Huntsville, Alabama, is now home to Blue Origin‘s brand new rocket engine production facility, the latest addition to Huntsville’s Cummings Research Park (CRP), the second-largest research park in the United States and the fourth largest in the world. The 46-acre plant in The Rocket City will strengthen the production of Blue Origin’s BE-4 and BE-3U engines, which will power both Blue Origin’s own orbital launch vehicle, the New Glenn rocket, and United Launch Alliance’s next-generation Vulcan Centaur launch system for national security, civil, human and commercial missions.
In development since 2011, the BE-4 is a liquefied natural gas (LNG) fueled rocket engine. Using an oxygen-rich staged combustion cycle, BE-4 is capable of delivering 2,400 kN of thrust at sea level. The engine uses additive manufacturing as part of its critical manufacturing processes for the thrust chamber and nozzle. And according to this article on Institute of Electrical and Electronics Engineers (IEEE) Spectrum, “the BE-4 uses 3D printing to accelerate the design process, replacing cast or forged parts that used to take a year or more to source with parts made in-house in just a couple of months; the technology also allowed intricately shaped components to be made from fewer pieces.”
No surprise there, additive manufacturing is powering rocket engine production and improving the time to delivery. Like its competitors, Blue Origin is expanding the use of the technology to improve the quality and efficiency of its rocket engines, offering simpler, safer and cheaper reusable products, in line with company founder Jeff Bezos founding principle, of creating low cost, reusable and highly operable rocket engines.
Blue Origin CEO, Bob Smith, said during the inauguration that “at the core of every successful launch vehicle program are the engines that power those vehicles to space. Early on in Blue Origin’s history, we made a crucial decision to invest in developing the next generation of reusable rocket engines. And now, it’s an exciting time for Blue, our partners and this country – we are on the path to deliver on our promise to end the reliance on Russian made engines – and it’s all happening right here, right now, in the great state of Alabama. We couldn’t be prouder to call this our home for engine production.”
Huntsville has a very rich legacy in liquid rocket engines. Nearly every major US aerospace corporation is represented in CRP and the community, and even NASA operates the Marshall Space Flight Center in Huntsville, which for the past 60 years has been leading on space propulsion, designing the rockets that put man on the moon, and is currently designing the propulsion system for NASA’s Space Launch System.
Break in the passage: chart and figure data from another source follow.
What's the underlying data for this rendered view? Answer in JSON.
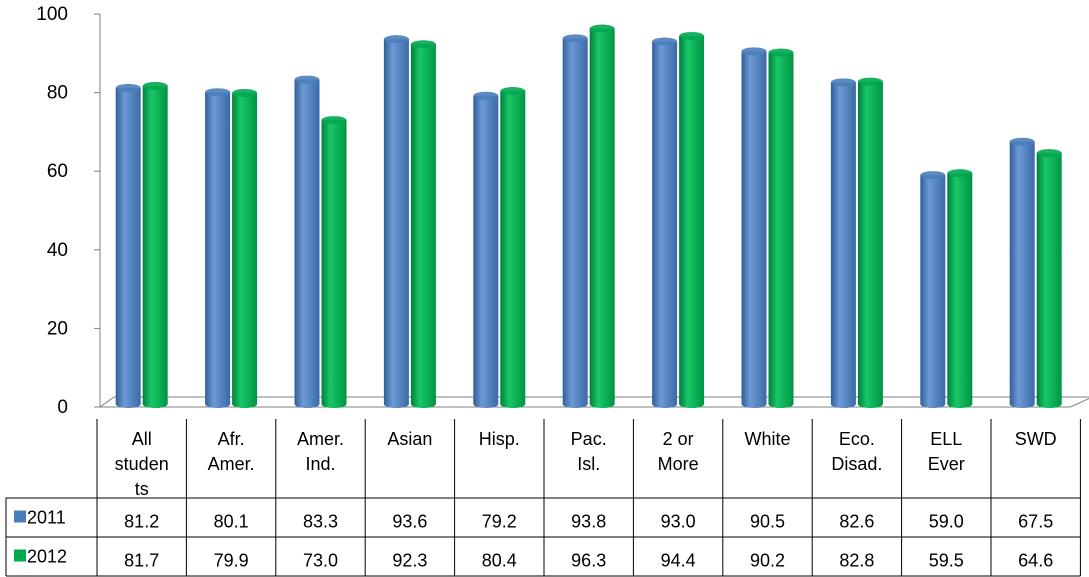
{
  "chart_data": {
    "type": "bar",
    "title": "",
    "xlabel": "",
    "ylabel": "",
    "ylim": [
      0,
      100
    ],
    "yticks": [
      0,
      20,
      40,
      60,
      80,
      100
    ],
    "grid": false,
    "legend": "data-table-left",
    "categories": [
      [
        "All",
        "studen",
        "ts"
      ],
      [
        "Afr.",
        "Amer."
      ],
      [
        "Amer.",
        "Ind."
      ],
      [
        "Asian"
      ],
      [
        "Hisp."
      ],
      [
        "Pac.",
        "Isl."
      ],
      [
        "2 or",
        "More"
      ],
      [
        "White"
      ],
      [
        "Eco.",
        "Disad."
      ],
      [
        "ELL",
        "Ever"
      ],
      [
        "SWD"
      ]
    ],
    "series": [
      {
        "name": "2011",
        "color": "#4a7ebb",
        "values": [
          81.2,
          80.1,
          83.3,
          93.6,
          79.2,
          93.8,
          93.0,
          90.5,
          82.6,
          59.0,
          67.5
        ],
        "labels": [
          "81.2",
          "80.1",
          "83.3",
          "93.6",
          "79.2",
          "93.8",
          "93.0",
          "90.5",
          "82.6",
          "59.0",
          "67.5"
        ]
      },
      {
        "name": "2012",
        "color": "#00a94f",
        "values": [
          81.7,
          79.9,
          73.0,
          92.3,
          80.4,
          96.3,
          94.4,
          90.2,
          82.8,
          59.5,
          64.6
        ],
        "labels": [
          "81.7",
          "79.9",
          "73.0",
          "92.3",
          "80.4",
          "96.3",
          "94.4",
          "90.2",
          "82.8",
          "59.5",
          "64.6"
        ]
      }
    ]
  }
}
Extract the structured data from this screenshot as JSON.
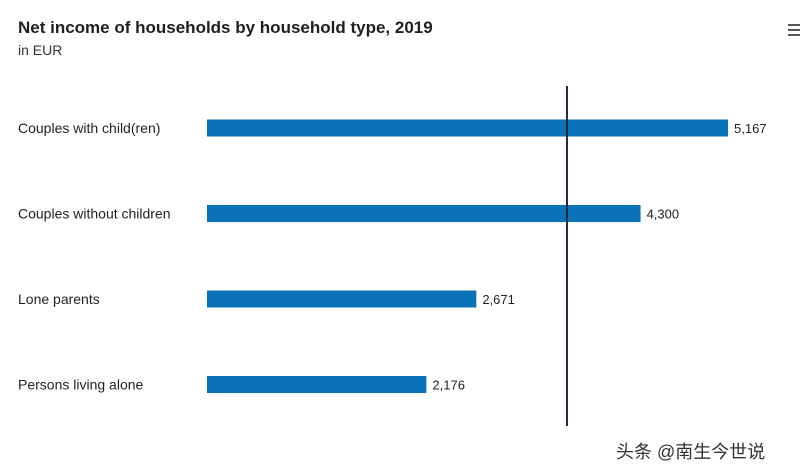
{
  "chart_data": {
    "type": "bar",
    "orientation": "horizontal",
    "title": "Net income of households by household type, 2019",
    "subtitle": "in EUR",
    "categories": [
      "Couples with child(ren)",
      "Couples without children",
      "Lone parents",
      "Persons living alone"
    ],
    "values": [
      5167,
      4300,
      2671,
      2176
    ],
    "value_labels": [
      "5,167",
      "4,300",
      "2,671",
      "2,176"
    ],
    "reference_line": 3570,
    "xlim": [
      0,
      5167
    ],
    "grid": false,
    "bar_color": "#0a72b8",
    "reference_line_color": "#1a2a3a"
  },
  "watermark": "头条 @南生今世说"
}
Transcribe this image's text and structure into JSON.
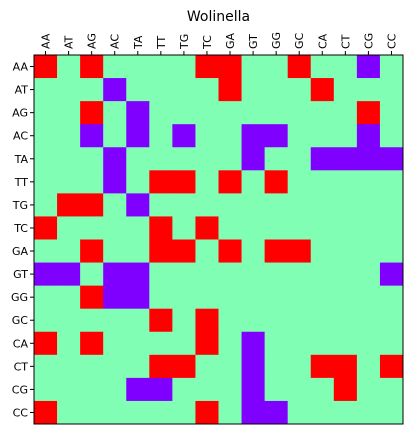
{
  "chart_data": {
    "type": "heatmap",
    "title": "Wolinella",
    "xlabel": "",
    "ylabel": "",
    "x_labels": [
      "AA",
      "AT",
      "AG",
      "AC",
      "TA",
      "TT",
      "TG",
      "TC",
      "GA",
      "GT",
      "GG",
      "GC",
      "CA",
      "CT",
      "CG",
      "CC"
    ],
    "y_labels": [
      "AA",
      "AT",
      "AG",
      "AC",
      "TA",
      "TT",
      "TG",
      "TC",
      "GA",
      "GT",
      "GG",
      "GC",
      "CA",
      "CT",
      "CG",
      "CC"
    ],
    "x_axis_position": "top",
    "colormap": "rainbow",
    "grid": false,
    "legend": false,
    "value_range": [
      0,
      2
    ],
    "colors": {
      "0": "#8000ff",
      "1": "#80ffb4",
      "2": "#ff0000"
    },
    "matrix": [
      [
        2,
        1,
        2,
        1,
        1,
        1,
        1,
        2,
        2,
        1,
        1,
        2,
        1,
        1,
        0,
        1
      ],
      [
        1,
        1,
        1,
        0,
        1,
        1,
        1,
        1,
        2,
        1,
        1,
        1,
        2,
        1,
        1,
        1
      ],
      [
        1,
        1,
        2,
        1,
        0,
        1,
        1,
        1,
        1,
        1,
        1,
        1,
        1,
        1,
        2,
        1
      ],
      [
        1,
        1,
        0,
        1,
        0,
        1,
        0,
        1,
        1,
        0,
        0,
        1,
        1,
        1,
        0,
        1
      ],
      [
        1,
        1,
        1,
        0,
        1,
        1,
        1,
        1,
        1,
        0,
        1,
        1,
        0,
        0,
        0,
        0
      ],
      [
        1,
        1,
        1,
        0,
        1,
        2,
        2,
        1,
        2,
        1,
        2,
        1,
        1,
        1,
        1,
        1
      ],
      [
        1,
        2,
        2,
        1,
        0,
        1,
        1,
        1,
        1,
        1,
        1,
        1,
        1,
        1,
        1,
        1
      ],
      [
        2,
        1,
        1,
        1,
        1,
        2,
        1,
        2,
        1,
        1,
        1,
        1,
        1,
        1,
        1,
        1
      ],
      [
        1,
        1,
        2,
        1,
        1,
        2,
        2,
        1,
        2,
        1,
        2,
        2,
        1,
        1,
        1,
        1
      ],
      [
        0,
        0,
        1,
        0,
        0,
        1,
        1,
        1,
        1,
        1,
        1,
        1,
        1,
        1,
        1,
        0
      ],
      [
        1,
        1,
        2,
        0,
        0,
        1,
        1,
        1,
        1,
        1,
        1,
        1,
        1,
        1,
        1,
        1
      ],
      [
        1,
        1,
        1,
        1,
        1,
        2,
        1,
        2,
        1,
        1,
        1,
        1,
        1,
        1,
        1,
        1
      ],
      [
        2,
        1,
        2,
        1,
        1,
        1,
        1,
        2,
        1,
        0,
        1,
        1,
        1,
        1,
        1,
        1
      ],
      [
        1,
        1,
        1,
        1,
        1,
        2,
        2,
        1,
        1,
        0,
        1,
        1,
        2,
        2,
        1,
        2
      ],
      [
        1,
        1,
        1,
        1,
        0,
        0,
        1,
        1,
        1,
        0,
        1,
        1,
        1,
        2,
        1,
        1
      ],
      [
        2,
        1,
        1,
        1,
        1,
        1,
        1,
        2,
        1,
        0,
        0,
        1,
        1,
        1,
        1,
        1
      ]
    ]
  }
}
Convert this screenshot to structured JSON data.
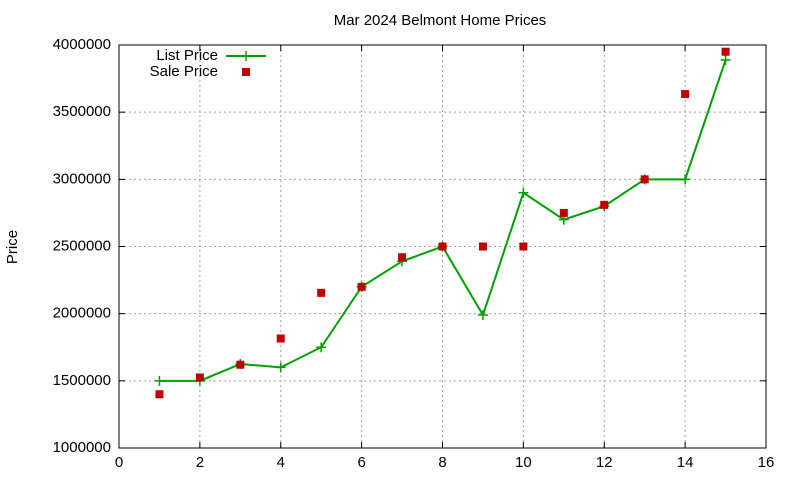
{
  "chart_data": {
    "type": "line",
    "title": "Mar 2024 Belmont Home Prices",
    "y_label": "Price",
    "x": [
      1,
      2,
      3,
      4,
      5,
      6,
      7,
      8,
      9,
      10,
      11,
      12,
      13,
      14,
      15
    ],
    "series": [
      {
        "name": "List Price",
        "type": "line",
        "color": "#00a000",
        "values": [
          1500000,
          1500000,
          1625000,
          1600000,
          1750000,
          2200000,
          2390000,
          2500000,
          1990000,
          2900000,
          2700000,
          2800000,
          3000000,
          3000000,
          3888000
        ]
      },
      {
        "name": "Sale Price",
        "type": "scatter",
        "color": "#c00000",
        "values": [
          1400000,
          1525000,
          1620000,
          1815000,
          2155000,
          2200000,
          2420000,
          2500000,
          2500000,
          2500000,
          2750000,
          2810000,
          3000000,
          3635000,
          3950000
        ]
      }
    ],
    "xlim": [
      0,
      16
    ],
    "xticks": [
      0,
      2,
      4,
      6,
      8,
      10,
      12,
      14,
      16
    ],
    "ylim": [
      1000000,
      4000000
    ],
    "yticks": [
      1000000,
      1500000,
      2000000,
      2500000,
      3000000,
      3500000,
      4000000
    ],
    "grid": true,
    "legend": "top-left"
  }
}
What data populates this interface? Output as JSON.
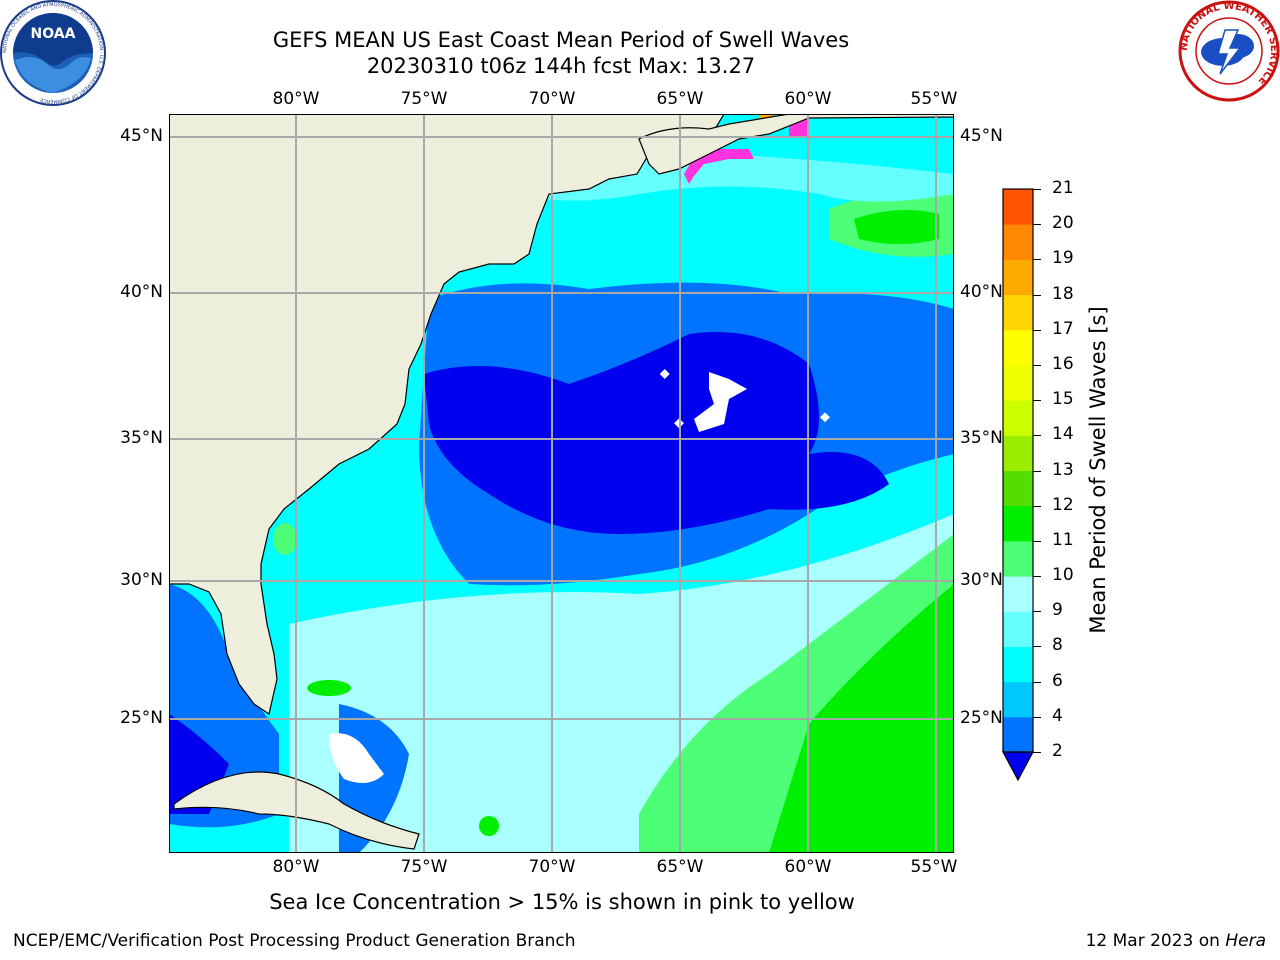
{
  "title": {
    "line1": "GEFS MEAN US East Coast Mean Period of Swell Waves",
    "line2": "20230310 t06z 144h fcst   Max: 13.27"
  },
  "map": {
    "lon_labels": [
      "80°W",
      "75°W",
      "70°W",
      "65°W",
      "60°W",
      "55°W"
    ],
    "lat_labels": [
      "45°N",
      "40°N",
      "35°N",
      "30°N",
      "25°N"
    ],
    "colors": {
      "land": "#eeeedd",
      "grid": "#a8a8a8",
      "no_data": "#ffffff",
      "sea_ice": "#ff33dd"
    }
  },
  "colorbar": {
    "label": "Mean Period of Swell Waves [s]",
    "ticks": [
      "2",
      "4",
      "6",
      "8",
      "9",
      "10",
      "11",
      "12",
      "13",
      "14",
      "15",
      "16",
      "17",
      "18",
      "19",
      "20",
      "21"
    ],
    "colors": [
      "#0073ff",
      "#00c8ff",
      "#00fdff",
      "#66ffff",
      "#aaffff",
      "#4dff77",
      "#00ee00",
      "#55dd00",
      "#99ee00",
      "#ccff00",
      "#eeff00",
      "#ffff00",
      "#ffd500",
      "#ffaa00",
      "#ff8800",
      "#ff5500",
      "#ff2200",
      "#ff0000"
    ],
    "under_color": "#0000ee"
  },
  "note": "Sea Ice Concentration > 15% is shown in pink to yellow",
  "footer": {
    "left": "NCEP/EMC/Verification Post Processing Product Generation Branch",
    "right_prefix": "12 Mar 2023 on ",
    "right_host": "Hera"
  },
  "logos": {
    "noaa": "NOAA",
    "noaa_ring": "NATIONAL OCEANIC AND ATMOSPHERIC ADMINISTRATION · U.S. DEPARTMENT OF COMMERCE",
    "nws_ring": "NATIONAL WEATHER SERVICE"
  }
}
The new $200 million rocket-engine facility in Huntsville will expand the state’s already robust capabilities in space flight as well as add more than 300 jobs to the local economy.
The new facility demonstrates part of a bigger plan for Blue Origin, as the company is also working on two other engines, including the BE-7 destined for the company’s Blue Moon lunar lander. Although their BE-4 is the largest of the three and will undergo testing at NASA Marshall Space Flight Center on the historic Test Stand 4670.
Although all early BE-4 components and full engines to support the test program were built at Blue Origin’s headquarters location in Kent, Washington, and the BE-4 is currently undergoing full-scale engine development testing at Blue Origin’s facilities in Van Horn, Texas, full-rate production of the engine will occur in Huntsville.
Moreover, seven BE-4 engines are expected to power New Glenn’s reusable booster, and two BE-4 engines will drive the first stage of United Launch Alliance’s Vulcan launch vehicle. Blue Origin is hoping to move for the development of new spacecraft, and they have already flown commercial payloads aboard New Shepard nine times. The suborbital space-tourist vehicle which should make its first crewed flight later this year is being launched to carry experimental payloads that will be used for research, including materials used in student studies.
The massive rocket called New Glenn could enable more lunar missions and make Bezo’s dream of “building a road to space” a reality. A big part of commercializing space entails being able to innovate, develop and manufacture new products that astronauts and space tourists can use in orbit. 2019 was a big year for space agencies and companies looking to get a place in the next big space race, and 2020 seems to be starting out with big news, let’s hope some of the deadlines for many of the space ventures hold up. One thing is for sure, 3D printing will continue to play an important role in the development of the rockets that will launch the next generation of space explorers.